Like Mussolini or Hitler with their foreign adventures, Trump and his gang seem to want to redeem in one fell swoop all of America’s frustrated and failed imperial projects: Venezuela, Cuba, and Iran. But those 20th-century wars were meant to mobilize the restive populations and get their support for the regime. There is no effort at all here to mobilize the American population or win their consent; No concern with public apathy or opposition to war after years of disastrous efforts. The understandable worry is that a regime such as this one would use war to justify repression at home. But is that even possible when they don’t make the faintest attempt to gin up a froth of warlike sentiment in the public? Trump cannot even be bothered to sing paens to the fallen dead. His rhetoric is always deflationary and bathetic. So far, his attitude has been “shit happens.”
Public support aside, it’s unclear if the war is even materially sustainable. The Wall Street Journal reports that the U.S. is racing to “destroy Iran’s missile and drone force before it runs out of interceptors to fend off Tehran’s retaliation.” The Washington Post reports, “Gen. Dan Caine, chairman of the Joint Chiefs of Staff, expressed his concerns at a White House meeting last week with Trump and his top aides, these people said, cautioning that any major operation against Iran will face challenges because the U.S. munitions stockpile has been significantly depleted by Washington’s ongoing defense of Israel and support for Ukraine. Caine’s remarks at the White House meeting have not been previously reported.” Another Post report in the wake of the killing of 3 American servicemen by Iranian missiles:
Inside the Pentagon, and among some members of the Trump administration, there was deepening concern Sunday that the Iran conflict could spiral out of control, said people familiar with the situation.
“The mood here is intense and paranoid,” one person said.
There is anxiety among senior leaders that the fighting will extend for weeks, further stressing limited U.S. air defense stockpiles, people familiar with the situation said.
“There is concern about this lasting more than a few days,” said another person. “I don’t think people have fully absorbed yet, like, what that has done with stockpiles,” they added, noting that it often takes two or three air defense interceptors to ensure that an incoming missile is stopped.
Back-of-the-napkin math suggests that the interceptors will be depleted in a matter of days, and the US and Israel would need to sustain a tempo of about 1000 strikes a day to degrade Iran’s ballistic missiles to the point where they would not simply overwhelm defenses.
On a personal note, I manage to stay angry at much this gang does to wreck our country and the world, but I confess to feeling almost a sense of numb resignation. It’s all so senseless and ill-conceived. We have teetered so long at the edge of an abyss that looking into it is longer so vertiginous. Or maybe it is just hard to tell up from down anymore.
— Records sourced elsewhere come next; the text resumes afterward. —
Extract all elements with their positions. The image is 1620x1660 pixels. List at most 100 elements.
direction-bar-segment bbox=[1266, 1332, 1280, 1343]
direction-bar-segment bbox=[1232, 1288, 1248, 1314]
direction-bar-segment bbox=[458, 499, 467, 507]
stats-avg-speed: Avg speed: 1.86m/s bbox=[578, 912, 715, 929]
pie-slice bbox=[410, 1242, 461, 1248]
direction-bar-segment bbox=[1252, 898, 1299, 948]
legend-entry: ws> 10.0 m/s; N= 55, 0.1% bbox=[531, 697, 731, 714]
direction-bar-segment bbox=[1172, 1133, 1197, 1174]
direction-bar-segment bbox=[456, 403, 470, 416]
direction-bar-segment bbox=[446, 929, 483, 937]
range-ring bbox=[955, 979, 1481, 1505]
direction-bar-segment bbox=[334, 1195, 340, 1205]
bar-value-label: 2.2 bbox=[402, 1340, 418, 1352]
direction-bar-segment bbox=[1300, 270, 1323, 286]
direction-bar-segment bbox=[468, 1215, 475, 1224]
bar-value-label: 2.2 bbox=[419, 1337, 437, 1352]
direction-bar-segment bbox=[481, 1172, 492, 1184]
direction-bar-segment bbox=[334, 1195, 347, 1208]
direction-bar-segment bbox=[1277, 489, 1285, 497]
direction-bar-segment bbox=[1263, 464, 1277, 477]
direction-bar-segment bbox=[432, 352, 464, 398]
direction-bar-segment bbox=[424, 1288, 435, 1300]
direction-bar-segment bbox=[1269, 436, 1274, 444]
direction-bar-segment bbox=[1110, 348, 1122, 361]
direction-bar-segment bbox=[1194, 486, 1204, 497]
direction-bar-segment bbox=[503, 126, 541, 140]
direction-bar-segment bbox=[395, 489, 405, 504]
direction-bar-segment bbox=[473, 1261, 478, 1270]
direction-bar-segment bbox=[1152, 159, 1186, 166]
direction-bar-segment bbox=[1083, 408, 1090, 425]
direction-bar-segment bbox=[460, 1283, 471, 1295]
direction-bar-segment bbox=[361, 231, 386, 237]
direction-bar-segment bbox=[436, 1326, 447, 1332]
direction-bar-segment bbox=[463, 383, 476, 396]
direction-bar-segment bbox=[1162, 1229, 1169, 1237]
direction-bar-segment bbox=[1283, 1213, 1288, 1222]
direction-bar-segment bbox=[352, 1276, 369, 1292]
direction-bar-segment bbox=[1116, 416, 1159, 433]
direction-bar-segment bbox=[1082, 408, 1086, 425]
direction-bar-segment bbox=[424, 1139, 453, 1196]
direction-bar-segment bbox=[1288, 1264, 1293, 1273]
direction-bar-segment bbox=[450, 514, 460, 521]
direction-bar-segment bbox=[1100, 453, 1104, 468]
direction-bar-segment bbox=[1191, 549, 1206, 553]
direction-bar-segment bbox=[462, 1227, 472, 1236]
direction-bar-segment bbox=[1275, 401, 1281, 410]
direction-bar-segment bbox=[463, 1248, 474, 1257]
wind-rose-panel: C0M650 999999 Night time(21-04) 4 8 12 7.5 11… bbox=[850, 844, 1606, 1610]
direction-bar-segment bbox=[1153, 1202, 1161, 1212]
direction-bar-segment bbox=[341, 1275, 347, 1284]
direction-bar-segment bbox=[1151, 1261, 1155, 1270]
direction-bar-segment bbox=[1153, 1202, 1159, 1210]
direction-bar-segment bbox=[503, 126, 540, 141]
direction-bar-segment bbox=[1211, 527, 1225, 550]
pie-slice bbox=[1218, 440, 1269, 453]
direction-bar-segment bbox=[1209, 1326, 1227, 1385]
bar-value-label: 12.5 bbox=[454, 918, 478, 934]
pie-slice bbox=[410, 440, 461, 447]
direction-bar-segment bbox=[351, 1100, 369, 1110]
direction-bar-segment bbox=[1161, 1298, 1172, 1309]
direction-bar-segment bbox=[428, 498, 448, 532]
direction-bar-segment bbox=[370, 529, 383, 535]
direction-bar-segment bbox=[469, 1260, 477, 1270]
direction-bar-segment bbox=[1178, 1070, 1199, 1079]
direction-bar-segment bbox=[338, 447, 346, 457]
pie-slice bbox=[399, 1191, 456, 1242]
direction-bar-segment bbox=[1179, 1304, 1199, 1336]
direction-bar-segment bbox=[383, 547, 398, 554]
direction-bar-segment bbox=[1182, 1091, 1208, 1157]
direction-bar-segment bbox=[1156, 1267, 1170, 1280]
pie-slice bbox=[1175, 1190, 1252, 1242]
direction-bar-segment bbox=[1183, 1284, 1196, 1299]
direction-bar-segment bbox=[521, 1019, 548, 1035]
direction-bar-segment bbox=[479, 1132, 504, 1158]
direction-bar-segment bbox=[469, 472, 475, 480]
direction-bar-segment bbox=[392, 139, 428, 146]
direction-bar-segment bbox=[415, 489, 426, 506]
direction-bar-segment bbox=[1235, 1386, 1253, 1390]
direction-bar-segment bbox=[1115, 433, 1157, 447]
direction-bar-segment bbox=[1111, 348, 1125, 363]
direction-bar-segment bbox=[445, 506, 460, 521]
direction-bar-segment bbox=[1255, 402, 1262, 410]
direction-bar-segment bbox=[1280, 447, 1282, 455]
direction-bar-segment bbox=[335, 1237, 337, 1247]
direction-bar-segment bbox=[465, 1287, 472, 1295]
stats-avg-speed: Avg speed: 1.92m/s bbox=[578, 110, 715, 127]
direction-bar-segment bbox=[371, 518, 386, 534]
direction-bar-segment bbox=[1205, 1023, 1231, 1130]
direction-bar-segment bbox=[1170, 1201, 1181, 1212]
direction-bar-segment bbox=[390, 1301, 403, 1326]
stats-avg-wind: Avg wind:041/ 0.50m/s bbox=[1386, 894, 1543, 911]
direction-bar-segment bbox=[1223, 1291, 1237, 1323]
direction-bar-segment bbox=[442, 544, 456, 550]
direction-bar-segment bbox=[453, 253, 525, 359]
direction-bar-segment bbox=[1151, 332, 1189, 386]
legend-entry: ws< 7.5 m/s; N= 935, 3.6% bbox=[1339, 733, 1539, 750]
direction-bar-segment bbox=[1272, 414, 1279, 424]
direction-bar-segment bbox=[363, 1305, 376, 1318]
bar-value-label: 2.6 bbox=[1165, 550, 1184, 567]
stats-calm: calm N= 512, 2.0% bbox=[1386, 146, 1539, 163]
"Iran... Iraq... what the hell is the difference? Relax, guy!"
Numb resignation--exactly. Billions blown up and we don’t have health care. Non- working toilets on the aircraft carrier. Basic material dignity blown off for grandiose fireworks that by the way murder hundreds of innocent girls at school and gym. The lack of opposition and the crazy glue of the political system lead to numbness.